There is a lesson in this exaggerated scene. We put too much stock in things, and not enough stock in people. Love is what matters, not the things we claim to represent love.
Another one of my favorite quotes about materialism comes from the American poet E.E. Cummings. He is known to have said, “More, more, more, more, my word, what are we all becoming, morticians?” It makes you wonder.
And then leave it to the master of the built environment, Frank Lloyd Wright, to have something important to say about the slavery of possessions. He said, “Many wealthy people are little more than the janitors of their own possessions.”
Show me a big house, a large yard or a second home and I will show you a lot of maintenance work.

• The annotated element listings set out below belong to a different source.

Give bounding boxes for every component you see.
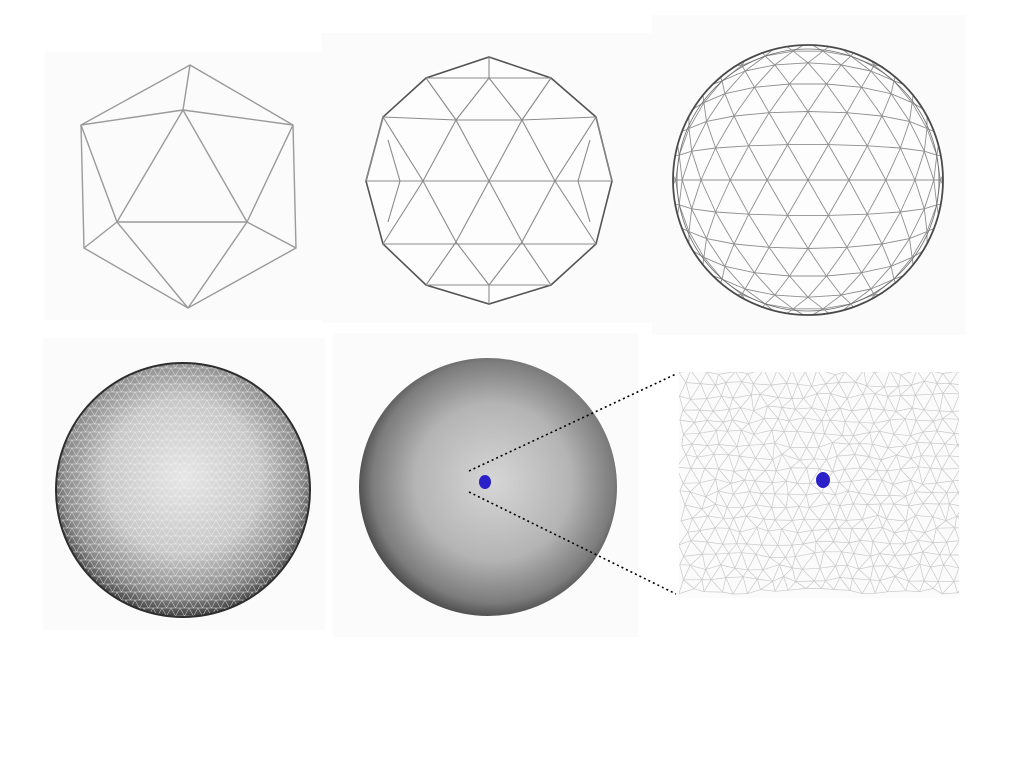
panel-icosahedron-bg <box>45 52 322 320</box>
zoom-leader-lines <box>468 373 677 595</box>
dense-mesh-sphere <box>55 362 311 618</box>
geodesic-sphere-level-2 <box>672 44 944 316</box>
marker-blob <box>479 475 491 489</box>
shaded-sphere <box>359 358 617 616</box>
icosahedron-wireframe <box>80 64 297 309</box>
zoom-marker-blob <box>816 472 830 488</box>
geodesic-sphere-level-1 <box>365 56 613 305</box>
zoomed-mesh-inset <box>679 372 959 598</box>
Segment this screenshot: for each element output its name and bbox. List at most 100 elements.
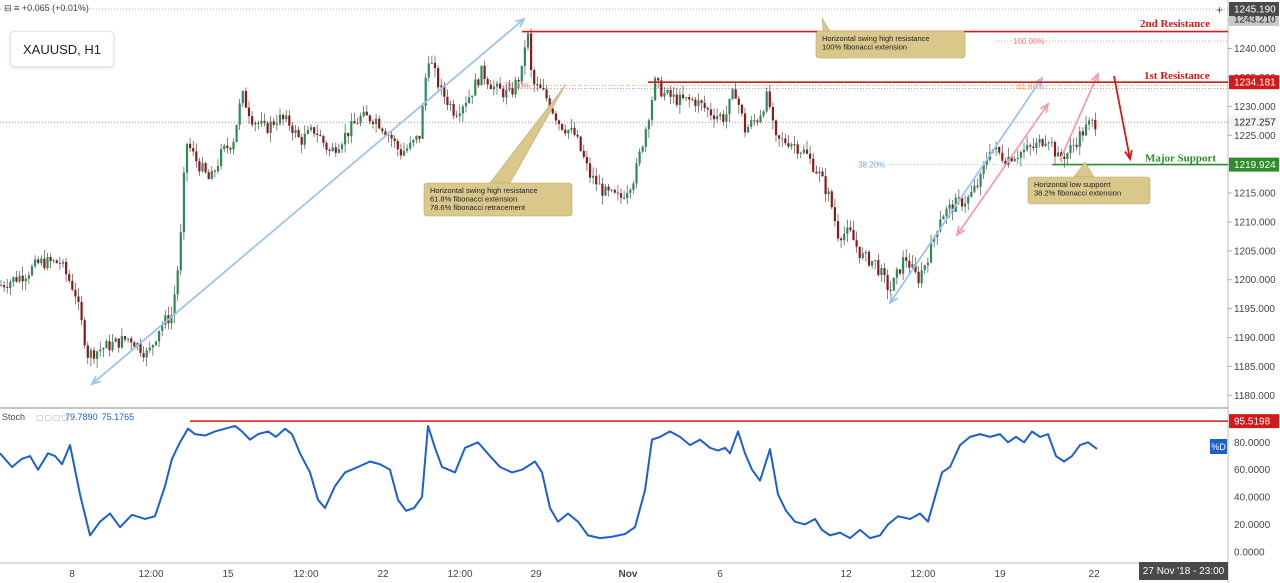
candle-body — [1069, 145, 1072, 154]
swing-arrow-pink-1[interactable] — [956, 103, 1049, 236]
swing-arrow-main-head — [90, 375, 101, 386]
projection-arrow[interactable] — [1113, 75, 1131, 160]
stoch-name: Stoch — [2, 412, 26, 422]
candle-body — [827, 191, 830, 195]
time-tick-label: 12 — [840, 569, 852, 580]
candle-body — [960, 197, 964, 207]
candle-body — [939, 219, 942, 232]
candle-body — [1081, 131, 1084, 136]
candle-body — [920, 270, 923, 284]
candle-body — [747, 126, 750, 133]
candle-body — [809, 153, 812, 159]
price-tick-label: 1180.000 — [1234, 391, 1275, 402]
candle-body — [61, 261, 65, 264]
candle-body — [1063, 156, 1066, 160]
candle-body — [1022, 149, 1026, 153]
candle-body — [836, 221, 840, 239]
candle-body — [898, 269, 902, 274]
stoch-k-value: 79.7890 — [65, 412, 98, 422]
swing-arrow-main[interactable] — [91, 18, 525, 385]
collapse-icon[interactable]: ⊟ ≡ — [4, 3, 20, 13]
candle-body — [0, 285, 3, 286]
candle-body — [864, 251, 867, 254]
candle-body — [158, 330, 161, 342]
candle-body — [784, 138, 787, 144]
candle-body — [526, 33, 530, 48]
candle-body — [1060, 152, 1063, 157]
candle-body — [551, 108, 554, 114]
candle-body — [278, 114, 282, 124]
candle-body — [458, 113, 461, 116]
crosshair-price-tag-bg — [1229, 2, 1279, 16]
candle-body — [573, 127, 576, 135]
fib-arrows[interactable] — [90, 17, 1133, 386]
candle-body — [914, 263, 917, 272]
candle-body — [681, 94, 685, 99]
candle-body — [74, 289, 77, 297]
swing-arrow-recent[interactable] — [889, 77, 1043, 304]
stoch-level-tag: 95.5198 — [1234, 417, 1271, 428]
time-axis[interactable]: 8 12:00 15 12:00 22 12:00 29 Nov 6 12 12:00 19 22 — [69, 569, 1100, 580]
price-tick-label: 1190.000 — [1234, 333, 1275, 344]
candle-body — [424, 77, 427, 106]
symbol-label[interactable]: XAUUSD, H1 — [10, 31, 114, 67]
candle-body — [145, 350, 148, 358]
time-tick-label: 15 — [222, 569, 234, 580]
candle-body — [235, 124, 238, 142]
crosshair-plus-icon[interactable]: + — [1216, 3, 1223, 17]
candle-body — [1088, 120, 1091, 125]
candle-body — [774, 120, 778, 136]
candle-body — [381, 128, 384, 132]
candle-body — [430, 62, 433, 64]
stoch-controls-icon[interactable]: ▢▢▢▢ — [36, 413, 71, 422]
candle-body — [709, 109, 712, 116]
price-tick-label: 1240.000 — [1234, 44, 1276, 55]
candle-body — [697, 100, 700, 106]
candle-body — [815, 171, 818, 174]
candle-body — [613, 189, 616, 193]
candle-body — [328, 149, 331, 152]
candle-body — [818, 171, 821, 174]
candle-body — [272, 121, 275, 125]
candle-body — [114, 338, 117, 343]
callout-box[interactable] — [815, 30, 966, 59]
candle-body — [269, 121, 272, 133]
fib-label: 100.00% — [1013, 37, 1045, 46]
candle-body — [492, 86, 495, 90]
first-resistance-label: 1st Resistance — [1144, 70, 1210, 82]
swing-arrow-recent-head — [888, 293, 899, 305]
candle-body — [638, 151, 641, 164]
candle-body — [313, 127, 316, 134]
candle-body — [852, 230, 855, 241]
swing-arrow-pink-2[interactable] — [1059, 73, 1099, 161]
candle-body — [539, 84, 542, 89]
candle-body — [871, 260, 874, 266]
candle-body — [548, 98, 551, 109]
candle-body — [58, 263, 61, 264]
candle-body — [49, 257, 52, 261]
candle-body — [176, 270, 179, 295]
candle-body — [520, 65, 523, 82]
candle-body — [523, 47, 526, 66]
candle-body — [210, 170, 213, 180]
candle-body — [247, 107, 251, 117]
candle-body — [753, 120, 756, 122]
last-price-tag: 1227.257 — [1234, 118, 1276, 129]
candle-body — [1013, 158, 1016, 162]
callout-text: 61.8% fibonacci extension — [430, 195, 517, 204]
candle-body — [288, 115, 291, 126]
candle-body — [402, 150, 406, 156]
stoch-d-value: 75.1765 — [101, 412, 135, 422]
candle-body — [282, 114, 285, 120]
candle-body — [567, 129, 570, 134]
callout-box[interactable] — [1027, 176, 1151, 205]
callout-box[interactable] — [423, 182, 573, 217]
candle-body — [427, 63, 430, 78]
time-tick-label: 22 — [377, 569, 389, 580]
candle-body — [182, 172, 185, 233]
candle-body — [536, 84, 539, 86]
swing-arrow-pink-1-head — [1039, 102, 1050, 113]
price-tick-label: 1195.000 — [1234, 304, 1275, 315]
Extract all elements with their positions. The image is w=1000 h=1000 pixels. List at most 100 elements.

And then there’s the transcendentalist master Ralph Waldo Emerson. He reminded us, “Rings and jewels are not gifts, but apologies for gifts. The only true gift is a portion of thyself.”
Making memories
If you are like me, your favorite holiday memories consist of a simple setting with people you love. As a young girl I nested around a crackling fireplace at Christmas time with my brothers and sisters as my dad stoked the flames. I felt a certain peace.
As a young adult I found it satisfying to play in the snow with friends or look up into a winter sky with my brother and see the stars. There’s something so expansive about a winter sky shared with a loved one.
As a young married woman I treasured setting up the Christmas village with my children. We would labor over the order of the houses and how to best place the ice skater on the piece of foil that represented a winter ice skating scene.
Over the years, I’ve loved sitting in my in-laws front room for holiday music night. Each family rehearses and then performs a song of cheer. Afterwards we share a bowl of chili together. It’s pure love of the season as we share music and break bread together.
Bishop John C. Wester, the former Catholic Bishop of the Salt Lake City Diocese, once said, “When we give we enter into a relationship with someone.” I think this is a profound statement. Giving isn’t about gifts, it’s about relationships. And the holidays aren’t about gifts, they are about relationships.
I encourage you to follow this holiday wish: Simplify and personalize the season. Don’t search for more, search for less. Look for ways to spend more time with the people you love. Tell them exactly how you feel. Build up your emotional reserves by connecting with others. And, when you give a gift, enter into a relationship with the person.
It’s people, not things, that make the holiday season wonderful.
Natalie Gochnour is an associate dean in the David Eccles School of Business at the University of Utah and chief economist for the Salt Lake Chamber.